The plans will include a number of key elements that further improve our understanding of the marine environment and support more informed decision making. The key elements are as follows. Conservation values: those elements of the region that are either specifically protected under the EPBC Act, such as species or places, have heritage values for the purposes of the EPBC Act or have been identified through the planning process as key ecological features in the Commonwealth marine environment. Key ecological features: the parts of the marine ecosystem that are considered to be important for a region's biodiversity or ecosystem function and integrity. Biologically important areas: these are areas where a protected species displays biologically important behaviour, such as breeding, foraging, resting or migration. These areas are those parts of a marine region that are particularly important for the conservation of protected species. Regional pressure analysis: a review of current information on present and emerging pressures, their impact on conservation values, and the effectiveness of mitigation and management arrangements that are in place. Regional priorities: key areas of focus that should inform decision making about marine conservation and planning, as well as industry development and other human activities. Regional advice on environmental assessments and referrals: this will assist people who wish to undertake activities in, or potentially impacting on, the Common­wealth marine environment to better understand and meet their obligations under the EPBC Act. Through the marine bio­regional planning process, the Australian government is synthesising and consolidat­ing a range of information to act as a guide in the management of the Commonwealth marine environment.
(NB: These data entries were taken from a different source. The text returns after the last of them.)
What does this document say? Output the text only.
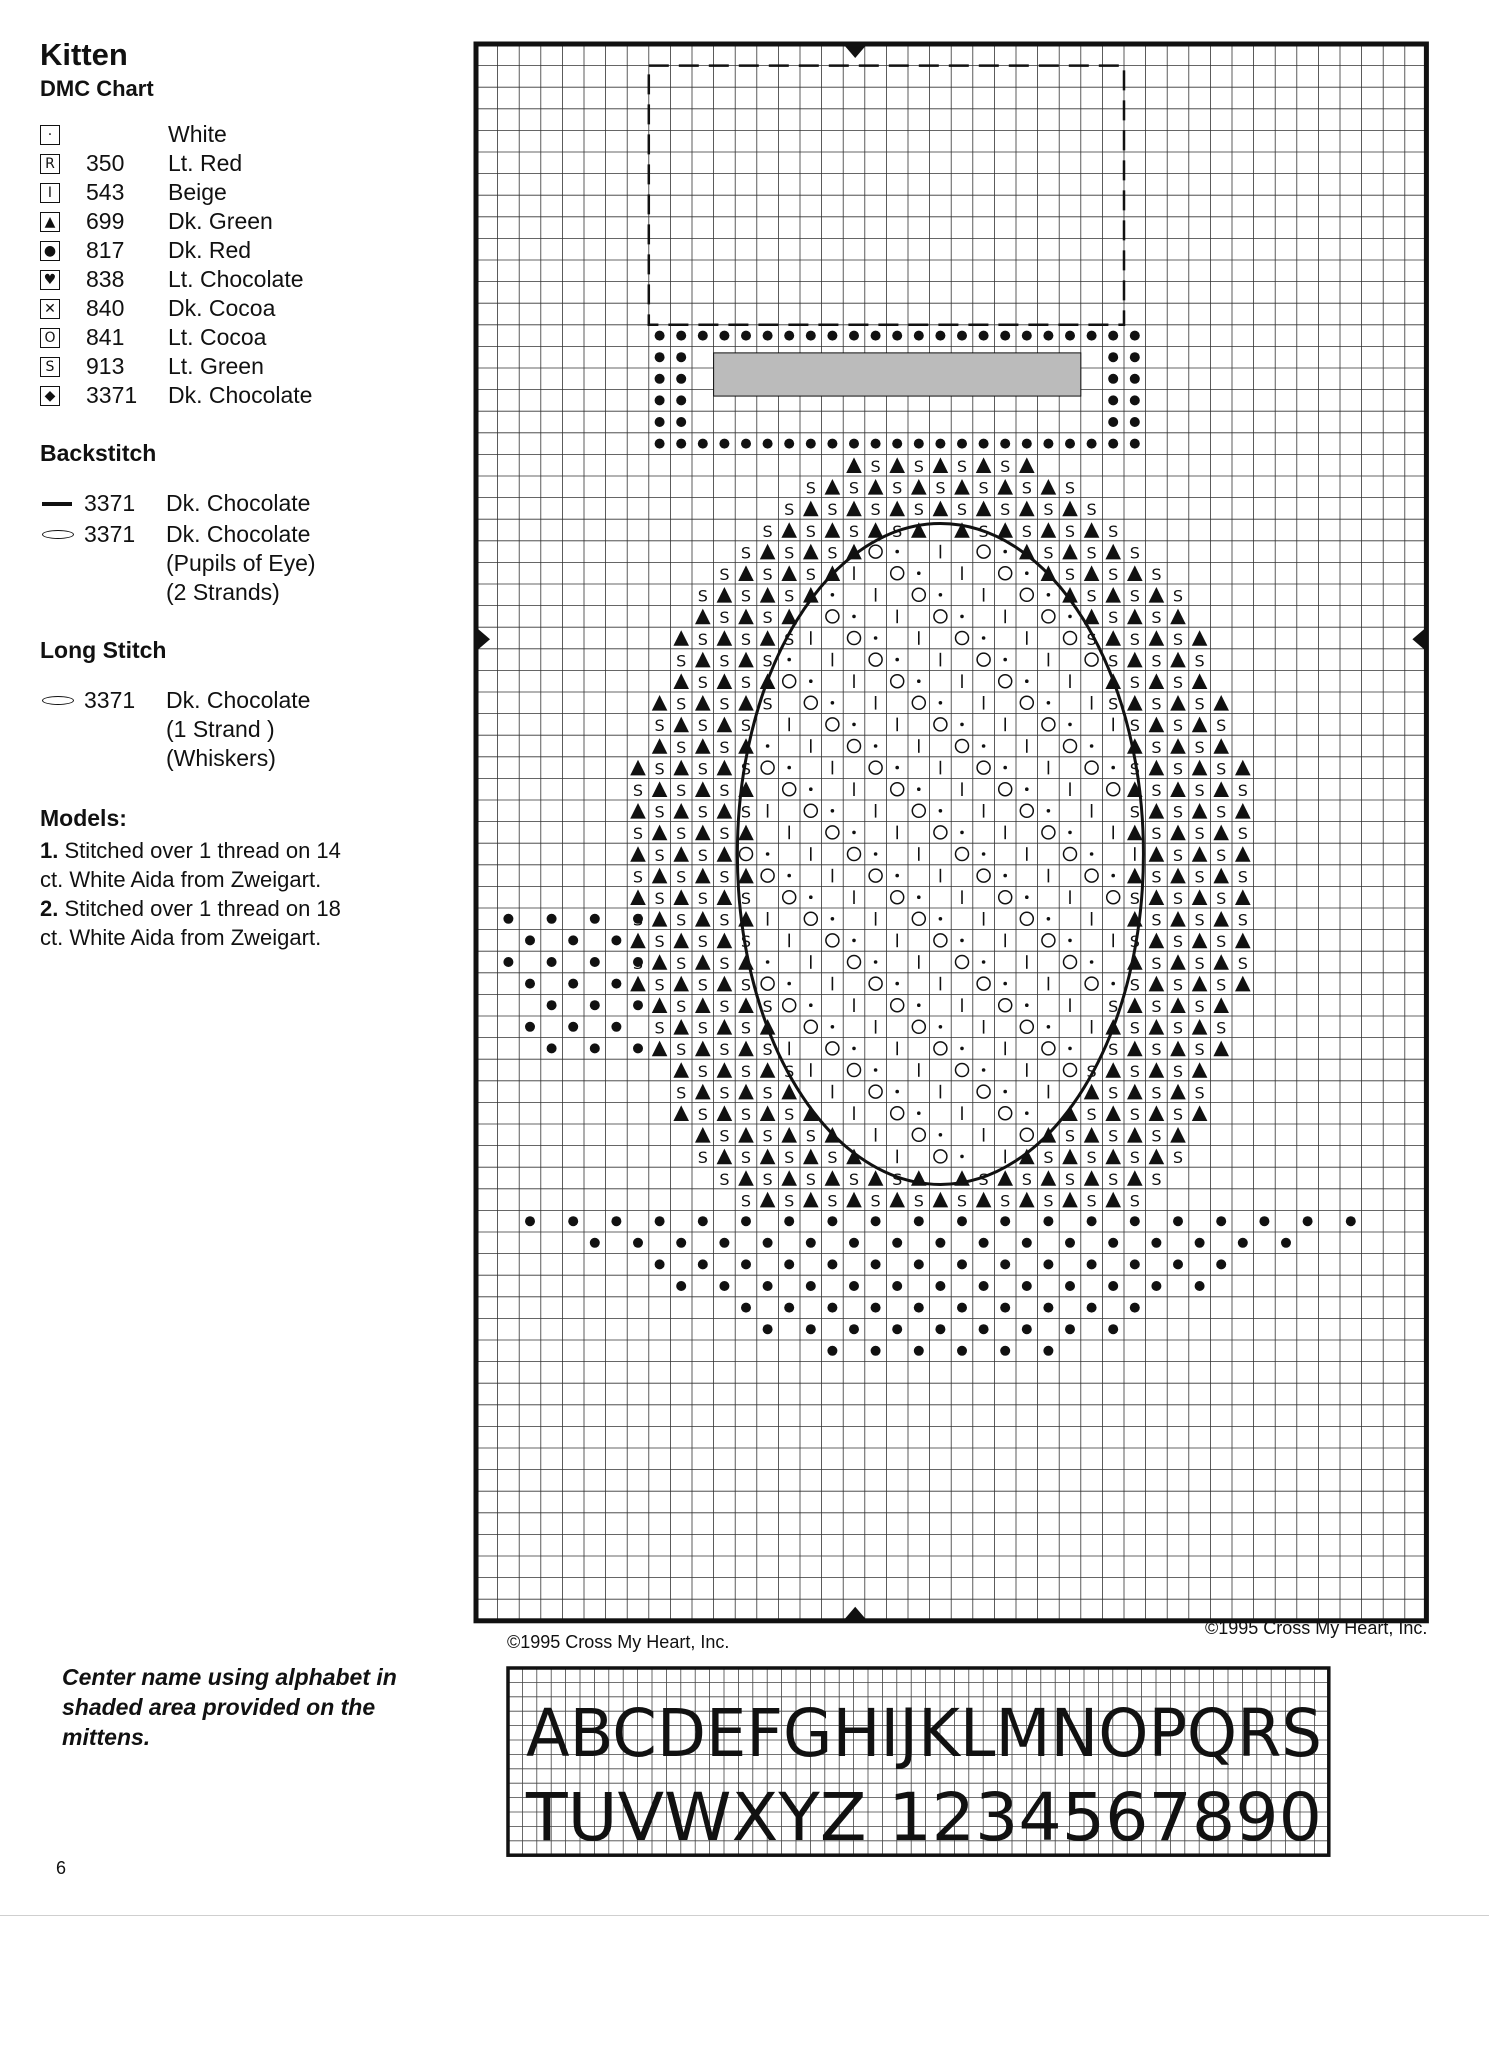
Kitten
DMC Chart
·	White
R 350	Lt. Red
I	543	Beige
▲ 699	Dk. Green
● 817	Dk. Red
♥ 838	Lt. Chocolate
✕ 840	Dk. Cocoa
O 841	Lt. Cocoa
S 913	Lt. Green
◆ 3371	Dk. Chocolate
Backstitch
3371	Dk. Chocolate

3371	Dk. Chocolate

(Pupils of Eye)

(2 Strands)

Long Stitch
3371	Dk. Chocolate

(1 Strand )

(Whiskers)

Models:

1. Stitched over 1 thread on 14

ct. White Aida from Zweigart.

2. Stitched over 1 thread on 18

ct. White Aida from Zweigart.

Center name using alphabet in shaded area provided on the mittens.
6
S S S S
S S S S S S S
S S S S S S S S
S S S S	S S S S
S S S	S S S
S S S	S S S
S S S	S S S
S S	S S
S S S	S S S
S S S	S S S
S S	S S
S S S	S S S
S S S	S S S
S S	S S
S S S	S S S
S S S	S S S
S S S	S S S
S S S	S S S
S S	S S
S S S	S S S
S S S	S S S
S S	S S S
S S S	S S S
S S	S S S
S S S	S S S
S S S	S S S
S S S	S S S
S S S	S S S
S S S	S S S
S S S	S S S
S S S	S S S
S S S	S S S
S S S S	S S S S
S S S S S	S S S S S
S S S S S S S S S S
©1995 Cross My Heart, Inc.
©1995 Cross My Heart, Inc.
ABCDEFGHIJKLMNOPQRS
TUVWXYZ 1234567890
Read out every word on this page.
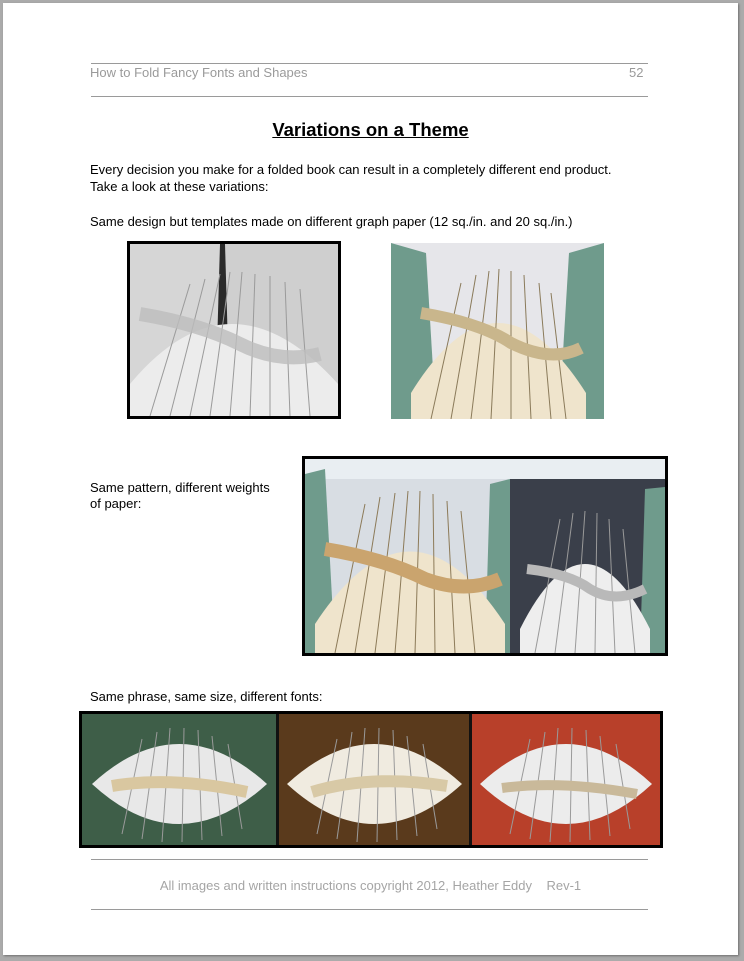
How to Fold Fancy Fonts and Shapes	52
Variations on a Theme
Every decision you make for a folded book can result in a completely different end product.
Take a look at these variations:
Same design but templates made on different graph paper (12 sq./in. and 20 sq./in.)
Same pattern, different weights
of paper:
Same phrase, same size, different fonts:
All images and written instructions copyright 2012, Heather Eddy Rev-1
Information resources are being developed to make this knowledge publicly accessible and to inform decision making, both within and outside government. Marine bioregional plans will also provide direction by identifying regional priorities, strategies and actions and provide regional advice on environmental assessments and referrals. Marine bioregional planning is the right thing to do. It is right to protect these beautiful ecosystems and also sustain fish stocks into the future.

This bill, in opposing the principle and substance of marine bioregional planning, clearly illustrates that the opposition has no environmental conscience, no regard for the future of our environment and no idea when it comes to Australia's oceans. Just like with almost every other environmental issue they go near, they have no idea, they are wrong and they should leave it to the experts. It is the right thing to do to aim for substantial conservation outcomes for our unique marine environments whilst we continue to support our important coastal communities and their industries. Therefore, the government opposes this bill.